Law's authority, on this model, rests on the human capacity to know this mystery in others through empathetic imagination and the immediate apprehension of the dignity of persons. For this reason, decent law is fundamentally teleological because it seeks to be worthy of the dignity of persons, and this implies a greater purpose. When law is cruel or fails to respect human dignity, or purposeless, it loses its authority. This does not mean that it ceases to be law or that the power of the state to enforce it becomes lessened. It simply means that law becomes indefensible by morally serious persons; it becomes indecent.

The judgment of the moral authority of the law is distinctly human because it involves lived experience of empathy with others and the desire to be worthy of those we love. It is formed in the quotidian acts of caring that we show one another—acts that are constitutive of community. The quality of human life that makes it possible to apprehend the mystery of others is essential to moral understanding. It cannot be replicated by any device or mechanical construction that is not itself identical to the human person, glowing with dignity and dark with sin. We are all bundles of disordered desires, even the best of us on the best days. We are intrinsically flawed creatures, after all.
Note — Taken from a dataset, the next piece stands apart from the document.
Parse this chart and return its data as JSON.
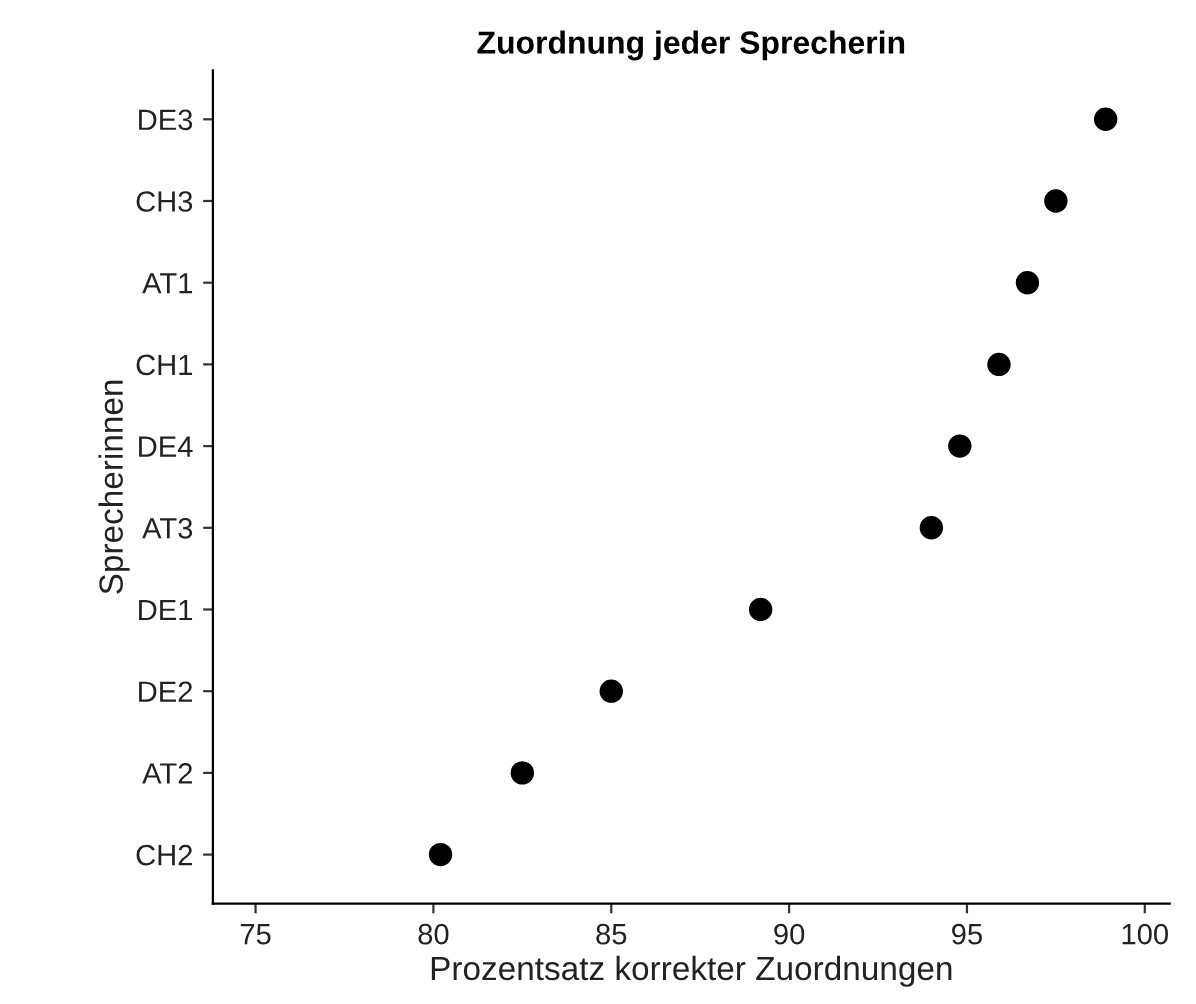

This is why Jesus is the “desire of the nations.” (Haggai 2:7) In his book that bears that title,[1] the theologian, Oliver O’Donnovan, explains that this verse can only be understood as uniting the Hebrew scriptures and the New Testament in a political theory that draws on themes of kingship and prophesy. In his analysis, the meaning of this verse turns on an understanding of the nature of community. Christ is king and the treasure of all nations because the political authorities exist to serve the face of the divine in all persons under their authority. Kingship is a divinely sanctioned office, and law must be obeyed. But, the authority of the king is limited by the conscience of the individual members of the community, which holds the wisdom of the lived experience of generations. Christians should read, particularly, the debates in Constitutional theory between Originalists, Textualists, and Living Constitutionalists through this claim. Legal meaning, particularly Constitutional meaning, cannot be divorced from the cumulative tradition of that experience, worked out in present in terms that serve human dignity by giving mercy and justice consistent with the best intentions of being truly worthy of those we love most profoundly.

The Lordship of Christ is thus an affirmation that guides us to recognize and embrace the fullness of the Western intellectual heritage. At its root, the Christian faith is not a philosophy or a theology, and it is not a moral teaching at all. It was a modern project to attempt to view it as such. Christianity is an orientation toward the world that holds foundational beliefs for metaphysics, epistemology, moral theory, and political thought. But even more, it is a way of life—a way of orienting ourselves to the world and to the problems of life. It is not only true in itself, but it is how we can say that our lives are truly lived.

And, this returns us to the theme of living in hope. Despite all of the pain, suffering, self-pride and, loss, hope abides. Let us be thankful for all of the blessing that have been given us. For the friendships, for the loves, for the families, for the students and colleagues, and especially for the children that have been brought into the world among us. It is the children, with their profound sense of awe and wonder that are our greatest guides to the future because they hold the key to love and hope.